Michigan was held up about 10 minutes while officers and police dogs did a search of players' bags before the Wolverines went on to lose 37-21.

"Let me make this clear -- it had nothing to do with the outcome of that game," Carr said. "Nothing. That is not anything we're using as an excuse. We're talking about how a university in this conference, how their athletic department, chose to try to embarrass us, I guess. I resented it. I just don't understand anything about what happened there."

Carr vented about the search and said he
wants the Big Ten commissioner to look into what he called
harassment by OSU fans who watched police dogs taking a whiff of
every player and their personal belongings.

"If it's going to be the greatest rivalry in college athletics,
which so many of us believe it is, then I don't think it is too
much to say, 'Let's have great respect for each other. Let's treat
each other like we would want to be treated," Carr said. "I
guarantee you that the athletic director at Ohio State doesn't want
his son treated the way that they treated our players."
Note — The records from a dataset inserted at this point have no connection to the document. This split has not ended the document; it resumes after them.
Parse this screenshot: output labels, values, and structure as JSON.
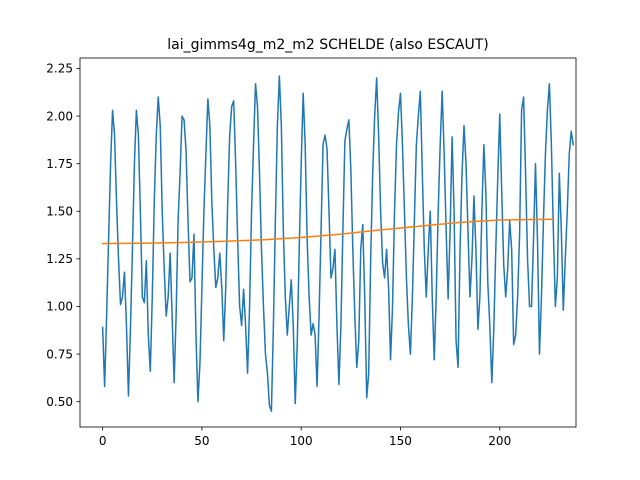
{
  "chart_data": {
    "type": "line",
    "title": "lai_gimms4g_m2_m2 SCHELDE (also ESCAUT)",
    "xlabel": "",
    "ylabel": "",
    "xlim": [
      -11.4,
      238.4
    ],
    "ylim": [
      0.367,
      2.305
    ],
    "xticks": [
      0,
      50,
      100,
      150,
      200
    ],
    "xtick_labels": [
      "0",
      "50",
      "100",
      "150",
      "200"
    ],
    "yticks": [
      0.5,
      0.75,
      1.0,
      1.25,
      1.5,
      1.75,
      2.0,
      2.25
    ],
    "ytick_labels": [
      "0.50",
      "0.75",
      "1.00",
      "1.25",
      "1.50",
      "1.75",
      "2.00",
      "2.25"
    ],
    "grid": false,
    "legend": "none",
    "series": [
      {
        "color": "#1f77b4",
        "points": [
          [
            0,
            0.89
          ],
          [
            1,
            0.58
          ],
          [
            2,
            0.95
          ],
          [
            3,
            1.35
          ],
          [
            4,
            1.75
          ],
          [
            5,
            2.03
          ],
          [
            6,
            1.9
          ],
          [
            7,
            1.55
          ],
          [
            8,
            1.25
          ],
          [
            9,
            1.01
          ],
          [
            10,
            1.05
          ],
          [
            11,
            1.18
          ],
          [
            12,
            0.9
          ],
          [
            13,
            0.53
          ],
          [
            14,
            0.88
          ],
          [
            15,
            1.3
          ],
          [
            16,
            1.75
          ],
          [
            17,
            2.03
          ],
          [
            18,
            1.9
          ],
          [
            19,
            1.5
          ],
          [
            20,
            1.05
          ],
          [
            21,
            1.02
          ],
          [
            22,
            1.24
          ],
          [
            23,
            0.85
          ],
          [
            24,
            0.66
          ],
          [
            25,
            1.05
          ],
          [
            26,
            1.55
          ],
          [
            27,
            1.9
          ],
          [
            28,
            2.1
          ],
          [
            29,
            1.95
          ],
          [
            30,
            1.5
          ],
          [
            31,
            1.2
          ],
          [
            32,
            0.95
          ],
          [
            33,
            1.05
          ],
          [
            34,
            1.28
          ],
          [
            35,
            0.95
          ],
          [
            36,
            0.6
          ],
          [
            37,
            0.95
          ],
          [
            38,
            1.45
          ],
          [
            39,
            1.7
          ],
          [
            40,
            2.0
          ],
          [
            41,
            1.98
          ],
          [
            42,
            1.82
          ],
          [
            43,
            1.45
          ],
          [
            44,
            1.13
          ],
          [
            45,
            1.15
          ],
          [
            46,
            1.38
          ],
          [
            47,
            0.85
          ],
          [
            48,
            0.5
          ],
          [
            49,
            0.7
          ],
          [
            50,
            1.1
          ],
          [
            51,
            1.5
          ],
          [
            52,
            1.8
          ],
          [
            53,
            2.09
          ],
          [
            54,
            1.95
          ],
          [
            55,
            1.55
          ],
          [
            56,
            1.3
          ],
          [
            57,
            1.1
          ],
          [
            58,
            1.15
          ],
          [
            59,
            1.28
          ],
          [
            60,
            1.1
          ],
          [
            61,
            0.82
          ],
          [
            62,
            1.1
          ],
          [
            63,
            1.55
          ],
          [
            64,
            1.9
          ],
          [
            65,
            2.05
          ],
          [
            66,
            2.08
          ],
          [
            67,
            1.75
          ],
          [
            68,
            1.35
          ],
          [
            69,
            1.0
          ],
          [
            70,
            0.9
          ],
          [
            71,
            1.09
          ],
          [
            72,
            0.9
          ],
          [
            73,
            0.65
          ],
          [
            74,
            1.0
          ],
          [
            75,
            1.5
          ],
          [
            76,
            1.85
          ],
          [
            77,
            2.17
          ],
          [
            78,
            2.05
          ],
          [
            79,
            1.7
          ],
          [
            80,
            1.3
          ],
          [
            81,
            1.0
          ],
          [
            82,
            0.75
          ],
          [
            83,
            0.65
          ],
          [
            84,
            0.48
          ],
          [
            85,
            0.45
          ],
          [
            86,
            0.9
          ],
          [
            87,
            1.45
          ],
          [
            88,
            1.95
          ],
          [
            89,
            2.21
          ],
          [
            90,
            1.95
          ],
          [
            91,
            1.4
          ],
          [
            92,
            1.05
          ],
          [
            93,
            0.85
          ],
          [
            94,
            1.0
          ],
          [
            95,
            1.14
          ],
          [
            96,
            0.9
          ],
          [
            97,
            0.49
          ],
          [
            98,
            0.8
          ],
          [
            99,
            1.3
          ],
          [
            100,
            1.75
          ],
          [
            101,
            2.12
          ],
          [
            102,
            1.85
          ],
          [
            103,
            1.35
          ],
          [
            104,
            1.05
          ],
          [
            105,
            0.85
          ],
          [
            106,
            0.91
          ],
          [
            107,
            0.85
          ],
          [
            108,
            0.58
          ],
          [
            109,
            0.95
          ],
          [
            110,
            1.4
          ],
          [
            111,
            1.85
          ],
          [
            112,
            1.9
          ],
          [
            113,
            1.83
          ],
          [
            114,
            1.5
          ],
          [
            115,
            1.15
          ],
          [
            116,
            1.2
          ],
          [
            117,
            1.3
          ],
          [
            118,
            0.9
          ],
          [
            119,
            0.59
          ],
          [
            120,
            0.9
          ],
          [
            121,
            1.4
          ],
          [
            122,
            1.87
          ],
          [
            123,
            1.93
          ],
          [
            124,
            1.98
          ],
          [
            125,
            1.72
          ],
          [
            126,
            1.3
          ],
          [
            127,
            0.95
          ],
          [
            128,
            0.68
          ],
          [
            129,
            0.82
          ],
          [
            130,
            1.3
          ],
          [
            131,
            1.43
          ],
          [
            132,
            1.05
          ],
          [
            133,
            0.52
          ],
          [
            134,
            0.65
          ],
          [
            135,
            1.25
          ],
          [
            136,
            1.7
          ],
          [
            137,
            2.0
          ],
          [
            138,
            2.2
          ],
          [
            139,
            1.9
          ],
          [
            140,
            1.5
          ],
          [
            141,
            1.23
          ],
          [
            142,
            1.15
          ],
          [
            143,
            1.3
          ],
          [
            144,
            1.1
          ],
          [
            145,
            0.72
          ],
          [
            146,
            1.0
          ],
          [
            147,
            1.5
          ],
          [
            148,
            1.85
          ],
          [
            149,
            2.02
          ],
          [
            150,
            2.12
          ],
          [
            151,
            1.85
          ],
          [
            152,
            1.5
          ],
          [
            153,
            1.15
          ],
          [
            154,
            0.9
          ],
          [
            155,
            0.75
          ],
          [
            156,
            1.05
          ],
          [
            157,
            1.45
          ],
          [
            158,
            1.85
          ],
          [
            159,
            2.0
          ],
          [
            160,
            2.13
          ],
          [
            161,
            1.7
          ],
          [
            162,
            1.3
          ],
          [
            163,
            1.05
          ],
          [
            164,
            1.3
          ],
          [
            165,
            1.5
          ],
          [
            166,
            1.05
          ],
          [
            167,
            0.72
          ],
          [
            168,
            1.05
          ],
          [
            169,
            1.5
          ],
          [
            170,
            1.85
          ],
          [
            171,
            2.13
          ],
          [
            172,
            1.8
          ],
          [
            173,
            1.4
          ],
          [
            174,
            1.04
          ],
          [
            175,
            1.4
          ],
          [
            176,
            1.89
          ],
          [
            177,
            1.5
          ],
          [
            178,
            0.82
          ],
          [
            179,
            0.68
          ],
          [
            180,
            1.3
          ],
          [
            181,
            1.7
          ],
          [
            182,
            1.95
          ],
          [
            183,
            1.75
          ],
          [
            184,
            1.4
          ],
          [
            185,
            1.05
          ],
          [
            186,
            1.25
          ],
          [
            187,
            1.58
          ],
          [
            188,
            1.3
          ],
          [
            189,
            0.88
          ],
          [
            190,
            1.05
          ],
          [
            191,
            1.5
          ],
          [
            192,
            1.85
          ],
          [
            193,
            1.6
          ],
          [
            194,
            1.12
          ],
          [
            195,
            0.9
          ],
          [
            196,
            0.6
          ],
          [
            197,
            0.88
          ],
          [
            198,
            1.3
          ],
          [
            199,
            1.68
          ],
          [
            200,
            2.01
          ],
          [
            201,
            1.6
          ],
          [
            202,
            1.22
          ],
          [
            203,
            1.05
          ],
          [
            204,
            1.2
          ],
          [
            205,
            1.45
          ],
          [
            206,
            1.3
          ],
          [
            207,
            0.8
          ],
          [
            208,
            0.85
          ],
          [
            209,
            1.05
          ],
          [
            210,
            1.38
          ],
          [
            211,
            2.03
          ],
          [
            212,
            2.1
          ],
          [
            213,
            1.7
          ],
          [
            214,
            1.25
          ],
          [
            215,
            1.0
          ],
          [
            216,
            1.0
          ],
          [
            217,
            1.35
          ],
          [
            218,
            1.75
          ],
          [
            219,
            1.35
          ],
          [
            220,
            0.75
          ],
          [
            221,
            1.05
          ],
          [
            222,
            1.45
          ],
          [
            223,
            1.8
          ],
          [
            224,
            2.03
          ],
          [
            225,
            2.17
          ],
          [
            226,
            1.85
          ],
          [
            227,
            1.4
          ],
          [
            228,
            1.0
          ],
          [
            229,
            1.15
          ],
          [
            230,
            1.7
          ],
          [
            231,
            1.4
          ],
          [
            232,
            0.98
          ],
          [
            233,
            1.25
          ],
          [
            234,
            1.5
          ],
          [
            235,
            1.8
          ],
          [
            236,
            1.92
          ],
          [
            237,
            1.85
          ]
        ]
      },
      {
        "color": "#ff7f0e",
        "points": [
          [
            0,
            1.33
          ],
          [
            20,
            1.332
          ],
          [
            40,
            1.336
          ],
          [
            60,
            1.342
          ],
          [
            80,
            1.35
          ],
          [
            100,
            1.362
          ],
          [
            120,
            1.38
          ],
          [
            140,
            1.402
          ],
          [
            160,
            1.422
          ],
          [
            180,
            1.442
          ],
          [
            200,
            1.454
          ],
          [
            227,
            1.458
          ]
        ]
      }
    ]
  }
}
A message left Wednesday at the Big Ten office in Park Ridge,
Ill., was not immediately returned.

Ohio State sports information director Steve Snapp said all teams visiting Ohio Stadium were subject to a search this season.

"We've had the same security for every team," Snapp told the Detroit News.

However, officials from Big Ten schools Indiana and Wisconsin, both of which played at Ohio Stadium this season, said its players and bags were not subjected to a search.

A Penn State representative said its locker room was searched by police dogs without players and coaches being present.

Snapp insisted Wednesday all teams were subject to the same search.

"This is all controlled by homeland security. Every team that
comes in is checked," Snapp. "Every team was
absolutely checked. Penn State was also checked by dogs because
like Michigan, they got there late."

Carr said he is unhappy with the double standard.

"What really is interesting is that they would say that with all these other schools, it's been the same all year long, when it hasn't," Carr said. "There is an issue of credibility here."